- Kirkesnesmoen Chapel
- 69°00′19″N 18°53′36″E﻿ / ﻿69.005266°N 18.89339°E
- Location: Målselv Municipality, Troms
- Country: Norway
- Denomination: Church of Norway
- Churchmanship: Evangelical Lutheran

History
- Status: Parish church
- Founded: 1975
- Consecrated: 1975

Architecture
- Functional status: Active
- Architect: Nils Gang
- Architectural type: Long church
- Completed: 1975 (51 years ago)

Specifications
- Capacity: 220
- Materials: Wood

Administration
- Diocese: Nord-Hålogaland
- Deanery: Senja prosti
- Parish: Øverbygd
- Type: Church
- Status: Not protected
- ID: 84780

= Kirkesnesmoen Chapel =

Kirkesnesmoen Chapel (Kirkesnesmoen kapell) is a parish church of the Church of Norway in Målselv Municipality in Troms county, Norway. It is located along the Målselva river about halfway between the villages of Bardufoss and Skjold.

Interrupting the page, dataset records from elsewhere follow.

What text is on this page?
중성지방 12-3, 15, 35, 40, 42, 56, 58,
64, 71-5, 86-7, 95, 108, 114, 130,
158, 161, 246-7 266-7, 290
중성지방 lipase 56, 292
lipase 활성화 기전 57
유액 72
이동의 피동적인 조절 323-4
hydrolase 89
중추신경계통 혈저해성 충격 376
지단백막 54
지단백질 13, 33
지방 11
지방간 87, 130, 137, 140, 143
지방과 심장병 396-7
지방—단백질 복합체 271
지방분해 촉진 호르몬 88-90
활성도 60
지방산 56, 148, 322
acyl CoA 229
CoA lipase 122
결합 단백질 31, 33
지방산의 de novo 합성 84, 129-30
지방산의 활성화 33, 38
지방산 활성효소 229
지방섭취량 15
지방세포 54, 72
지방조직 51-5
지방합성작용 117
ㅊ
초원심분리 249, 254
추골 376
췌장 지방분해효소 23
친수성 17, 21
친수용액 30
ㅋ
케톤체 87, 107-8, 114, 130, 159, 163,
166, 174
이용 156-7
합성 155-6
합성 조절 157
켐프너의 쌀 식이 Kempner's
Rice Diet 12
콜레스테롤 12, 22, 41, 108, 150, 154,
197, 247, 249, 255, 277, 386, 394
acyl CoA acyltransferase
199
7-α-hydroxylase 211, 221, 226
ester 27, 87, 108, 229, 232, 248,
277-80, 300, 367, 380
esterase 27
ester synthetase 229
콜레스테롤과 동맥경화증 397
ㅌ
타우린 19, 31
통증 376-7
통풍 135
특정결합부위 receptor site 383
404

It is an annex church for the Øverbygd parish which is part of the Senja prosti (deanery) in the Diocese of Nord-Hålogaland. The white, wooden church was built in a long church style in 1975 by the architect Nils Gang at the architecture firm Harry Gangvik A/S. The church seats about 220 people.